My Father's Secret War: A Memoir by Lucinda Franks
Lucinda Franks’s objective in My Father’s Secret War is a difficult and compelling one. She uses her skills as an investigative reporter -- tenacity and a facility for words -- to draw the truth of her father’s legacy from World War II, his bravery and enduring unquiet from sources as disparate as government records, his peers, his lover, mementos, correspondences and her own cobbled-together memories. That Tom Franks was heroic (bearing witness to the unimaginable brutality of the Holocaust, charged with debilitating its purveyors, and returning home as one of the war’s living “casualties”) is unquestionable.
Franks chronicles her own gradual, setback-filled restoration of a fractured father/daughter relationship. Her frustrated love for an elusive, misunderstood father is the preoccupation that ties all of the authorial explorations, incursions and confessions together. The father in question is a deeply private, conflicted veteran, sworn to secrecy as to his covert activities and haunted by them.

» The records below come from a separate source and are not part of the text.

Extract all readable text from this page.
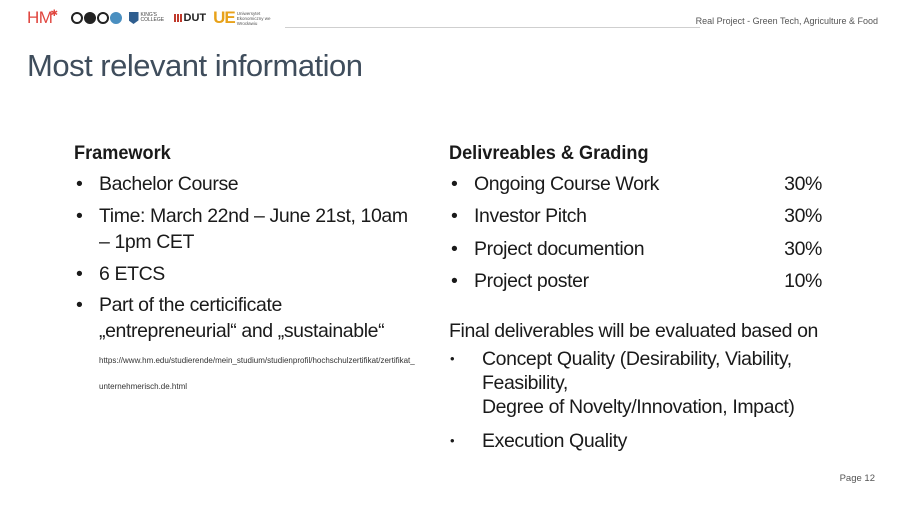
HM✱	KING'S COLLEGE DUT UE Uniwersytet Ekonomiczny we Wrocławiu	Real Project - Green Tech, Agriculture & Food
Most relevant information
Framework
• Bachelor Course
• Time: March 22nd – June 21st, 10am – 1pm CET
• 6 ETCS
• Part of the certicificate „entrepreneurial“ and „sustainable“
https://www.hm.edu/studierende/mein_studium/studienprofil/hochschulzertifikat/zertifikat_unternehmerisch.de.html
Delivreables & Grading
• Ongoing Course Work	30%
• Investor Pitch	30%
• Project documention	30%
• Project poster	10%
Final deliverables will be evaluated based on
• Concept Quality (Desirability, Viability,
Feasibility,
Degree of Novelty/Innovation, Impact)
• Execution Quality
Page 12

Franks does not pretend to possess any impartiality. She writes as a wronged, wounded, resentful and, at times, unkind daughter. Franks’s reconstruction of her father’s history -- also our nation’s history -- starts off as a desperate attempt to redeem a man she idolized as a child but gradually grew to despise the way we do only with the loved ones who devastate and disappoint us. Somewhere in her narration, Franks seems, however, to realize the broader implications of her project; this is particularly evident when she refers to other men -- charged with similar missions during the war -- who are doppelgangers for her father: tortured, remote and, often, alcoholic.What makes My Father’s Secret War an unusually compelling story of reconciliation is that it may be read as personal narrative, or a tribute to a generation of soldiers, or a meditation on familial ties, or all of these. Words and concepts like “collateral damage” or “sacrifice” defined Tom Franks’s life and consequently that of his young, uncomprehending wife and the daughters they raised in a warring household.
There are seminal moments in My Father’s Secret War, such as Franks’s discovery of wartime correspondences between her parents, that suggest how jaundiced and incomplete our understanding of the people we love invariably is. Throughout the memoir, Franks admits to nursing rage against her father for “destroying their family” and raging at his admission of never having loved her mother. But this, of course, is revealed to be little more than a toxic, if well-preserved and corroborated, chimera.
Franks’s only lament is the brevity of the interlude of mutual love and acceptance before her father’s decline into dementia and ill health. Perhaps My Father’s Secret War is many stories in one -- but especially a cautionary tale that we can only know a parent when we shed our fears, expectations and illusions and forgive their human failings.